There's basically three main things that can speed it up a lot:
1. we start from scratch every iteration, even though most of the matrix is constants so it could be pre-calculated just once; this is done for simplicity, but it's really inefficient
2. related to the previous point, we solve the matrix in the order it was specified (if you ignore the partial pivoting) even though we could re-ordering it to further maximise the amount of stuff that can be pre-calculated and minimise the number of nodes we have to solve if we just want a partial solution (ie. outputs, new capacitor voltages, etc)
3. looping through an actual matrix with generic code is just very slow in general; once you have a pivoting order that works (which is practically always good enough to use forever), you can make it a lot faster by simply compiling the actual math into straight-line machine code
I might try to get an actual figure at some point, but with the above optimisations (and a bit of help from a C-compiler) the bulk of the CPU is going go into the Newton-evaluations and you might be looking at a speedup factor of 100 or so (which is really just an educated guess at this point, but you probably get the idea).
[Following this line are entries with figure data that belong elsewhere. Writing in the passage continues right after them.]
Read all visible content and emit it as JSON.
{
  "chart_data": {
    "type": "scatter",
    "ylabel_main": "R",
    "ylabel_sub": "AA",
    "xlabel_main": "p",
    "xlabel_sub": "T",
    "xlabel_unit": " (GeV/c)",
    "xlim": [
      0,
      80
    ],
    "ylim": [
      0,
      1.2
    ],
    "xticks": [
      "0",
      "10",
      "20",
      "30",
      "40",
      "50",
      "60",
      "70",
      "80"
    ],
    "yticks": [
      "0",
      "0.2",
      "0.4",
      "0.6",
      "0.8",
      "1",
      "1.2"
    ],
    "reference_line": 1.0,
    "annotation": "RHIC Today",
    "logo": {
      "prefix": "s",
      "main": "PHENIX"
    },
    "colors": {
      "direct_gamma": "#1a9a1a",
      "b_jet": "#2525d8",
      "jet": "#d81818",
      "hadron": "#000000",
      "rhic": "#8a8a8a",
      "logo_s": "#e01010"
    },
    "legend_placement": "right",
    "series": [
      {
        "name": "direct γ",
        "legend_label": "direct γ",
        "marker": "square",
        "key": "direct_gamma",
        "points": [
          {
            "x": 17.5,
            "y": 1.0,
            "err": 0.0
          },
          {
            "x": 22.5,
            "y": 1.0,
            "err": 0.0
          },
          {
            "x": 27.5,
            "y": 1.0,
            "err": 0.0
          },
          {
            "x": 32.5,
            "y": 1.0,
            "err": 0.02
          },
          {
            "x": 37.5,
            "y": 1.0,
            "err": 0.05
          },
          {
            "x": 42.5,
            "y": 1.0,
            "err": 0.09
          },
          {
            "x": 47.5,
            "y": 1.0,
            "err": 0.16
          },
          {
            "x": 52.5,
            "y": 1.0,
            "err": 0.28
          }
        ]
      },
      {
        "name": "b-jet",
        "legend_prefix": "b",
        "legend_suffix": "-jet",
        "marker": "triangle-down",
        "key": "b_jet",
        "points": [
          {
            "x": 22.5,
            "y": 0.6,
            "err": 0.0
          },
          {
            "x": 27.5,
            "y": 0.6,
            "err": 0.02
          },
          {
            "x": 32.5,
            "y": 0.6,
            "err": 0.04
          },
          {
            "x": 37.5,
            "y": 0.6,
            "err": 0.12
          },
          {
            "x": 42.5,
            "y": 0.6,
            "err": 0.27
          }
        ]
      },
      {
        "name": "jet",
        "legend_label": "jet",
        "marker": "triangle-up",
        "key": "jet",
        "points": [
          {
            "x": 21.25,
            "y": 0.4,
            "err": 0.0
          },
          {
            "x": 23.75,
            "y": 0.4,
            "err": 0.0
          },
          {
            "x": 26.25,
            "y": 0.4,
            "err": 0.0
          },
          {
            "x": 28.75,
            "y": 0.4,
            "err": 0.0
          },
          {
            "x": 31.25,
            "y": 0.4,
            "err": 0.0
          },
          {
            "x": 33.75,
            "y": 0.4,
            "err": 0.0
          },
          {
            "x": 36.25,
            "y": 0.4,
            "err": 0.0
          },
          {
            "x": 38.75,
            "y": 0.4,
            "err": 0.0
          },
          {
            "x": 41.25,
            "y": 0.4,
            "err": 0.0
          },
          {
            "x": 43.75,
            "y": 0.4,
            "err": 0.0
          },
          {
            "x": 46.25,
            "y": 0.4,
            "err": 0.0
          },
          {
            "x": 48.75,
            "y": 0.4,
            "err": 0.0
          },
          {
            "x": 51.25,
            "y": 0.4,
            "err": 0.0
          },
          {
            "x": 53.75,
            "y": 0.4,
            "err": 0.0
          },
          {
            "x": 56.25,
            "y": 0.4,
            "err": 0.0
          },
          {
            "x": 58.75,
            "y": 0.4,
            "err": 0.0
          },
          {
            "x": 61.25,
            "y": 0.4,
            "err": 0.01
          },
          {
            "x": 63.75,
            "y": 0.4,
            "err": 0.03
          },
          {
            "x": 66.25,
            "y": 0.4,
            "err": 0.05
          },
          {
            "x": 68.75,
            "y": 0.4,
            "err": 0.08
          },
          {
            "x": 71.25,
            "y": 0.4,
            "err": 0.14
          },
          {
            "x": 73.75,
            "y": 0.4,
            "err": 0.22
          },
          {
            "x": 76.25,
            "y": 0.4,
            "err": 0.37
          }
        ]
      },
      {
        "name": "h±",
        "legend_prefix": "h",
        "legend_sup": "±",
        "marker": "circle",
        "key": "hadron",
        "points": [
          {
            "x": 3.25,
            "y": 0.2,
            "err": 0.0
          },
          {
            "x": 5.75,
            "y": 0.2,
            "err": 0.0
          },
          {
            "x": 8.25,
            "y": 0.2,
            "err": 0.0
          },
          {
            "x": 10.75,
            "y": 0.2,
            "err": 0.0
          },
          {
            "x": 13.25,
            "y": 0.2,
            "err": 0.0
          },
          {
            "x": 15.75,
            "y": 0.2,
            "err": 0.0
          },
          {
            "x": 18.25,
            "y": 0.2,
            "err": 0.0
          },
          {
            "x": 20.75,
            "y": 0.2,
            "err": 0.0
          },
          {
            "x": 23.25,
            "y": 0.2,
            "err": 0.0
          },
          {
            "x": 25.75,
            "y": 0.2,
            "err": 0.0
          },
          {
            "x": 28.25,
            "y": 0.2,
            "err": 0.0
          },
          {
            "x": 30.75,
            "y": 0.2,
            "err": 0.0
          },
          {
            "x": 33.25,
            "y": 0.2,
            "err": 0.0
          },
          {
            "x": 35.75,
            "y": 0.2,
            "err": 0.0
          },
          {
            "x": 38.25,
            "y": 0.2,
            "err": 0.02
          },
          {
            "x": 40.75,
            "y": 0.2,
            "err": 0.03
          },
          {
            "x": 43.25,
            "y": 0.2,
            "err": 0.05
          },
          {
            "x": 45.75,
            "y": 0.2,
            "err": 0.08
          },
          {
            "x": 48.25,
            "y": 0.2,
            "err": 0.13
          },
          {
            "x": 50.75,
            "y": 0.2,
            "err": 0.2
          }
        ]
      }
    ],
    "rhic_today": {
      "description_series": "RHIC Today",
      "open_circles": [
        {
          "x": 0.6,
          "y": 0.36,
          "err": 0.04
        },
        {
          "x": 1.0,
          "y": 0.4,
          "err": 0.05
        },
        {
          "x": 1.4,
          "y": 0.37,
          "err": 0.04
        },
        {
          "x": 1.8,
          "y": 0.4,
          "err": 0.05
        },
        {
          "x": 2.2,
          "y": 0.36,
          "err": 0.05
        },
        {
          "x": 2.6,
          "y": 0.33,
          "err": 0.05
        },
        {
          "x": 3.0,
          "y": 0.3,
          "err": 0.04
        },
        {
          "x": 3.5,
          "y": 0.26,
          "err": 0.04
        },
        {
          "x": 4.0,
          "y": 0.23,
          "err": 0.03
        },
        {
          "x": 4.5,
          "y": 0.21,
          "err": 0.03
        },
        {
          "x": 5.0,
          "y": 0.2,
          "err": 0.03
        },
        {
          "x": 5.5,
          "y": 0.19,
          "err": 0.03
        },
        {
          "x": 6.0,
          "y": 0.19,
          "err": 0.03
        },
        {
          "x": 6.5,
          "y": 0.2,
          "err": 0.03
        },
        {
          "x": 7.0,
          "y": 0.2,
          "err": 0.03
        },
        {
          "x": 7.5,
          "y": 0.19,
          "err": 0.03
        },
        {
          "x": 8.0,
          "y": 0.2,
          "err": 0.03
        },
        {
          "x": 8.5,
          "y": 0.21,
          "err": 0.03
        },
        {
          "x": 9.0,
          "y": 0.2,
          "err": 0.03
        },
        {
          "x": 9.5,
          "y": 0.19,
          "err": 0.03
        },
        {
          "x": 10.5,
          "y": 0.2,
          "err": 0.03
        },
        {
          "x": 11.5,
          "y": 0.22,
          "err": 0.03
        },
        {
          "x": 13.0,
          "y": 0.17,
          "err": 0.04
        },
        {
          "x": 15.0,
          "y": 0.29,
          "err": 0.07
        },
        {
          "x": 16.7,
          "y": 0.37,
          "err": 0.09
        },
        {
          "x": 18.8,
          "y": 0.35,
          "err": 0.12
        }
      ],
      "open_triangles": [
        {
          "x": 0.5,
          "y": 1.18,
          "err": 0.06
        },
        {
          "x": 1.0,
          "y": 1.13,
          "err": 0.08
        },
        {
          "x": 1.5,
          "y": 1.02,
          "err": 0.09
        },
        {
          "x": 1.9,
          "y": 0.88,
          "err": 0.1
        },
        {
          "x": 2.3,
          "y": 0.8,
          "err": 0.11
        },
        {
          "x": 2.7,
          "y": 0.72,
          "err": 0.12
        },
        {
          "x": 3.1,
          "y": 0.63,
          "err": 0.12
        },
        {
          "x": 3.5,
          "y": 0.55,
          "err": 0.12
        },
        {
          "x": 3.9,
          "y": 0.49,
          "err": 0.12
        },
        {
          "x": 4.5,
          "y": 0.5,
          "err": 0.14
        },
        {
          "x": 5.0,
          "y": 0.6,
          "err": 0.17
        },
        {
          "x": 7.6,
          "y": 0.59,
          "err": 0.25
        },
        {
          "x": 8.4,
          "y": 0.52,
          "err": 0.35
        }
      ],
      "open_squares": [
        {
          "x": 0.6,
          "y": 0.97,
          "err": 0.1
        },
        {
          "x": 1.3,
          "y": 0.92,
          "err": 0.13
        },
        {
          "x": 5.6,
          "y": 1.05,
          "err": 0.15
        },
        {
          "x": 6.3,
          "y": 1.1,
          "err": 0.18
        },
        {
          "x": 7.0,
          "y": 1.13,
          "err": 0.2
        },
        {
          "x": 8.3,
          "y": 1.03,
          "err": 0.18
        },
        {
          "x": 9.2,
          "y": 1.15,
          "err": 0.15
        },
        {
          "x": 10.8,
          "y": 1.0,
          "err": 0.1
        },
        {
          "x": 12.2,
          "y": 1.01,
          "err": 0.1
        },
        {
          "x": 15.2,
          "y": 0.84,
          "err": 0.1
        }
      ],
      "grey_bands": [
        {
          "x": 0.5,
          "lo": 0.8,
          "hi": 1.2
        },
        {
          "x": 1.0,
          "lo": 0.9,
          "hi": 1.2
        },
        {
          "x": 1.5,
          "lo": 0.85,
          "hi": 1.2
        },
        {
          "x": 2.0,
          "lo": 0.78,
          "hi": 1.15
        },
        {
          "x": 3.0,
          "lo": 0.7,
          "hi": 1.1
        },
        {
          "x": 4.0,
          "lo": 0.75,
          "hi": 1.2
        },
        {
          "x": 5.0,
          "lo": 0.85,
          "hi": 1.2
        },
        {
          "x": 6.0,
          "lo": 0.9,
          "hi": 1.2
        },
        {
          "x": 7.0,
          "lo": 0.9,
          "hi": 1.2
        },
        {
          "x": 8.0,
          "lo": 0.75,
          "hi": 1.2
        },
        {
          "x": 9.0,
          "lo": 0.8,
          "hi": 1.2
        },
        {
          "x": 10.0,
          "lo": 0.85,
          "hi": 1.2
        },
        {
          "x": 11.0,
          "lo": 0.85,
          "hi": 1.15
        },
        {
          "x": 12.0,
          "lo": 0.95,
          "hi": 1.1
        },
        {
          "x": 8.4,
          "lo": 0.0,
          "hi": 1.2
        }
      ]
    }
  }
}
The "parent project" that applies optimisations 1 and 2, but otherwise uses a similar generic solver currently solves the original BJT test circuit (all nodes) with about 250k steps per second on my MBP (i5-5257U CPU @ 2.70GHz, currently running on battery), with the original function generator as the input and the cost of the Fuzz-face circuit would like be similar (unless it has to iterate a lot more). My educated guess would be a speedup of up to 10 or so once you compile to native (which I can try once I fix a few minor things with the C-code backend).